Wisconsin could have done what Florida, Georgia or Vermont did, and fix the problem in the nearly twelve months since the MOVE Act was passed. It’s a question of priorities. Wisconsin could have just gotten the job done like other waiver-requesting states did when their waivers were rejected. The primaries in Wisconsin are on September 14, but the DOJ settlement won’t require ballots to be printed and mailed until October 2.
This is what happens when government bureaucrats negotiate with other government bureaucrats. They are completely oblivious to the private sector solutions to the problem, such as printing technology, and instead allow a tedious 18 days to go by before ballots are mailed.
This settlement shows a slavish devotion to plodding process, to doing things without any sense of urgency. It contrasts starkly with the methods and mindset of our men and women serving in combat zones.

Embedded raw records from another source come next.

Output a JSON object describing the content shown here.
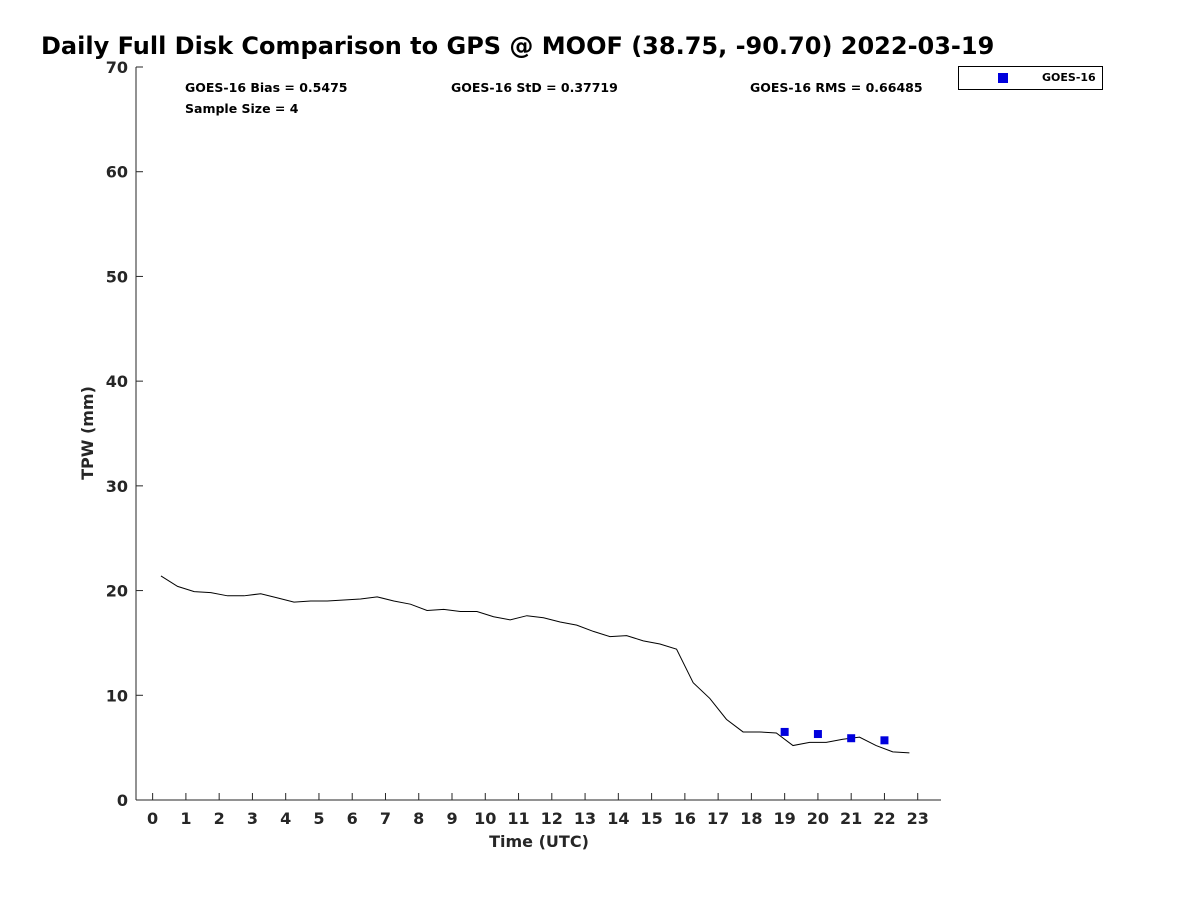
{
  "stats": {
    "bias": "GOES-16 Bias = 0.5475",
    "std": "GOES-16 StD = 0.37719",
    "rms": "GOES-16 RMS = 0.66485",
    "sample": "Sample Size = 4"
  },
  "colors": {
    "marker": "#0000dd",
    "line": "#000000",
    "axis": "#262626"
  },
  "chart_data": {
    "type": "line",
    "title": "Daily Full Disk Comparison to GPS @ MOOF (38.75, -90.70) 2022-03-19",
    "xlabel": "Time (UTC)",
    "ylabel": "TPW (mm)",
    "xlim": [
      -0.5,
      23.7
    ],
    "ylim": [
      0,
      70
    ],
    "x_ticks": [
      0,
      1,
      2,
      3,
      4,
      5,
      6,
      7,
      8,
      9,
      10,
      11,
      12,
      13,
      14,
      15,
      16,
      17,
      18,
      19,
      20,
      21,
      22,
      23
    ],
    "y_ticks": [
      0,
      10,
      20,
      30,
      40,
      50,
      60,
      70
    ],
    "grid": false,
    "legend_position": "outside-top-right",
    "series": [
      {
        "type": "line",
        "x": [
          0.25,
          0.75,
          1.25,
          1.75,
          2.25,
          2.75,
          3.25,
          3.75,
          4.25,
          4.75,
          5.25,
          5.75,
          6.25,
          6.75,
          7.25,
          7.75,
          8.25,
          8.75,
          9.25,
          9.75,
          10.25,
          10.75,
          11.25,
          11.75,
          12.25,
          12.75,
          13.25,
          13.75,
          14.25,
          14.75,
          15.25,
          15.75,
          16.25,
          16.75,
          17.25,
          17.75,
          18.25,
          18.75,
          19.25,
          19.75,
          20.25,
          20.75,
          21.25,
          21.75,
          22.25,
          22.75
        ],
        "values": [
          21.4,
          20.4,
          19.9,
          19.8,
          19.5,
          19.5,
          19.7,
          19.3,
          18.9,
          19.0,
          19.0,
          19.1,
          19.2,
          19.4,
          19.0,
          18.7,
          18.1,
          18.2,
          18.0,
          18.0,
          17.5,
          17.2,
          17.6,
          17.4,
          17.0,
          16.7,
          16.1,
          15.6,
          15.7,
          15.2,
          14.9,
          14.4,
          11.2,
          9.7,
          7.7,
          6.5,
          6.5,
          6.4,
          5.2,
          5.5,
          5.5,
          5.8,
          6.0,
          5.2,
          4.6,
          4.5
        ]
      },
      {
        "name": "GOES-16",
        "type": "scatter",
        "x": [
          19,
          20,
          21,
          22
        ],
        "values": [
          6.5,
          6.3,
          5.9,
          5.7
        ]
      }
    ]
  }
}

Could DOJ have done something differently? Absolutely. DOJ could have sued Wisconsin in June once it was clear the State would not comply with MOVE. If the DOJ took the timid approach and didn’t sue because it thought a waiver might be sought, they could have sued immediately upon the denial of the waiver application. They didn’t. Justice could have then filed a motion for a temporary injunction seeking an order to force Wisconsin to print ballots and mail them a few days after the conclusion of the September 14 primary. Similarly, Justice should have used the pending motion to leverage a better settlement.
But all that requires swift efficient work, speed, resolute decision making, and the courage to enter a courtroom — traits in short supply in military voting enforcement at the DOJ.
DOJ also could have had the courtesy to respond to the draft Pentagon waiver guidance that was sent in the spring. DOJ could have reviewed the draft and provided a written response. Because it failed to do so, no final waiver guidance was ever given to the states. This alone calls for consequences.
Simply put, the DOJ allowed Wisconsin to do less than the law allowed. Like Julie Fernandes rewriting the Motor Voter law, bureaucrats nullified important protections for military voters in the Wisconsin settlement.
Compare this timorous approach to what just happened to Cuyahoga County, Ohio. About 6,000 Americans who grew up in Puerto Rico live there. DOJ threatened to sue the county unless Spanish ballots were used across the whole county. The problem is that the need for Spanish ballots doesn’t exist across the whole county. And the law doesn’t even allow a county-wide remedy.
No matter. When it comes to Spanish ballots, the DOJ demanded a remedy that went beyond the law. When it comes to our military voters, the DOJ negotiated a remedy that was less than the law requires.
Expect more of the same regarding Hawaii and the District of Columbia, two more states grossly out of compliance with the MOVE Act.
It’s really just a question of priorities, of favored political constituencies. It’s a dangerous game of politicization to play considering the mood of the country. It is one more incident that grows the coming wave.